Member of parliament for Kpone-Katamanso constituency
- In office 7 January 1993 – 7 January 1997
- President: Jerry John Rawlings
- Succeeded by: Afieye Ashong

Personal details
- Born: 15 December 1945 (age 80)
- Party: National Democratic Congress
- Alma mater: Tema Technical Institute and Cuttbus (GDR)
- Occupation: Politician
- Profession: Educator

= Joseph Teye Tetteh =

Ghanaian politician (born 1945)

Joseph Teye Tetteh is a Ghanaian politician and also a teacher. He served as a member of parliament for the Kpone-Katamanso constituency in the Greater Accra region of Ghana.

== Early life and education ==
Tetteh was born on 15 December 1945. He attended Tema Technical Institute where he obtained a certificate in City & Guild in tailoring, He also went to Cuttbus (GDR) where he obtained a Diploma in Social Science.

== Politics ==
Tetteh was elected during the 1992 Ghanaian parliamentary election as the first member of the fourth republic of Ghana on the ticket of the National Democratic Congress.

In 1996, Afieye Ashong of National Democratic Congress took the seat with 7,901 votes cast which representing 59.50% of the share by defeating George T. Noye of the New Patriotic Party who obtained 2,609 votes which represent 19.60% of the share; Emmanuel Kweku Sagoe of National Convention Party who obtained 562 votes which represent 4.20% of the share and Theophilus Tei Okunor of People's National Convention who obtained 138 votes which represent 1.00% of the share.

Ashong was again elected as a member of parliament for the Kpone Katamanso constituency in the 3rd parliament of the 4th Republic of Ghana in the 2000 Ghanaian general elections.

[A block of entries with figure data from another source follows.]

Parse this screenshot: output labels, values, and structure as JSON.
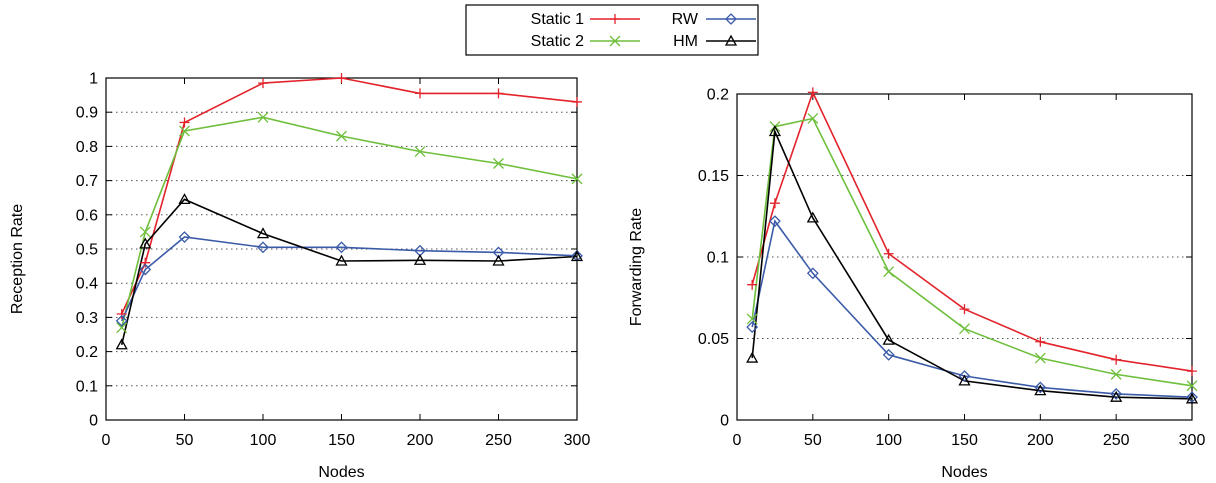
{
  "legend": {
    "entries": [
      {
        "label": "Static 1",
        "series": "static1"
      },
      {
        "label": "Static 2",
        "series": "static2"
      },
      {
        "label": "RW",
        "series": "rw"
      },
      {
        "label": "HM",
        "series": "hm"
      }
    ]
  },
  "series_styles": {
    "static1": {
      "color": "#e3232b",
      "marker": "plus"
    },
    "static2": {
      "color": "#6ebf3c",
      "marker": "cross"
    },
    "rw": {
      "color": "#3b5ba8",
      "marker": "diamond"
    },
    "hm": {
      "color": "#000000",
      "marker": "triangle"
    }
  },
  "chart_data": [
    {
      "type": "line",
      "title": "",
      "xlabel": "Nodes",
      "ylabel": "Reception Rate",
      "xlim": [
        0,
        300
      ],
      "ylim": [
        0,
        1
      ],
      "xticks": [
        0,
        50,
        100,
        150,
        200,
        250,
        300
      ],
      "yticks": [
        0,
        0.1,
        0.2,
        0.3,
        0.4,
        0.5,
        0.6,
        0.7,
        0.8,
        0.9,
        1
      ],
      "ytick_labels": [
        "0",
        "0.1",
        "0.2",
        "0.3",
        "0.4",
        "0.5",
        "0.6",
        "0.7",
        "0.8",
        "0.9",
        "1"
      ],
      "grid": "horizontal dotted",
      "x": [
        10,
        25,
        50,
        100,
        150,
        200,
        250,
        300
      ],
      "series": [
        {
          "key": "static1",
          "name": "Static 1",
          "values": [
            0.31,
            0.46,
            0.87,
            0.985,
            1.0,
            0.955,
            0.955,
            0.93
          ]
        },
        {
          "key": "static2",
          "name": "Static 2",
          "values": [
            0.27,
            0.55,
            0.845,
            0.885,
            0.83,
            0.785,
            0.75,
            0.705
          ]
        },
        {
          "key": "rw",
          "name": "RW",
          "values": [
            0.29,
            0.44,
            0.535,
            0.505,
            0.505,
            0.495,
            0.49,
            0.48
          ]
        },
        {
          "key": "hm",
          "name": "HM",
          "values": [
            0.22,
            0.515,
            0.645,
            0.545,
            0.465,
            0.467,
            0.465,
            0.478
          ]
        }
      ]
    },
    {
      "type": "line",
      "title": "",
      "xlabel": "Nodes",
      "ylabel": "Forwarding Rate",
      "xlim": [
        0,
        300
      ],
      "ylim": [
        0,
        0.2
      ],
      "xticks": [
        0,
        50,
        100,
        150,
        200,
        250,
        300
      ],
      "yticks": [
        0,
        0.05,
        0.1,
        0.15,
        0.2
      ],
      "ytick_labels": [
        "0",
        "0.05",
        "0.1",
        "0.15",
        "0.2"
      ],
      "grid": "horizontal dotted",
      "x": [
        10,
        25,
        50,
        100,
        150,
        200,
        250,
        300
      ],
      "series": [
        {
          "key": "static1",
          "name": "Static 1",
          "values": [
            0.083,
            0.133,
            0.201,
            0.102,
            0.068,
            0.048,
            0.037,
            0.03
          ]
        },
        {
          "key": "static2",
          "name": "Static 2",
          "values": [
            0.062,
            0.18,
            0.185,
            0.091,
            0.056,
            0.038,
            0.028,
            0.021
          ]
        },
        {
          "key": "rw",
          "name": "RW",
          "values": [
            0.057,
            0.122,
            0.09,
            0.04,
            0.027,
            0.02,
            0.016,
            0.014
          ]
        },
        {
          "key": "hm",
          "name": "HM",
          "values": [
            0.038,
            0.177,
            0.124,
            0.049,
            0.024,
            0.018,
            0.014,
            0.013
          ]
        }
      ]
    }
  ]
}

In March 2017, Tetteh was named as one of the ten deputy regional ministers who would form part of his government by then President Nana Akufo-Addo. In the same month, both the Parliament and the Appointment Committee of Ghana vetted Tetteh and he was later approved and his name was forwarded to the Speaker of Parliament for further approval.

== Career ==
Joseph Teye Tetteh was the former member of the First Parliament of the Fourth Republic of Ghana for Kpone-Katamanso from 7 January 1993 to 6 January 1997. He is a teacher.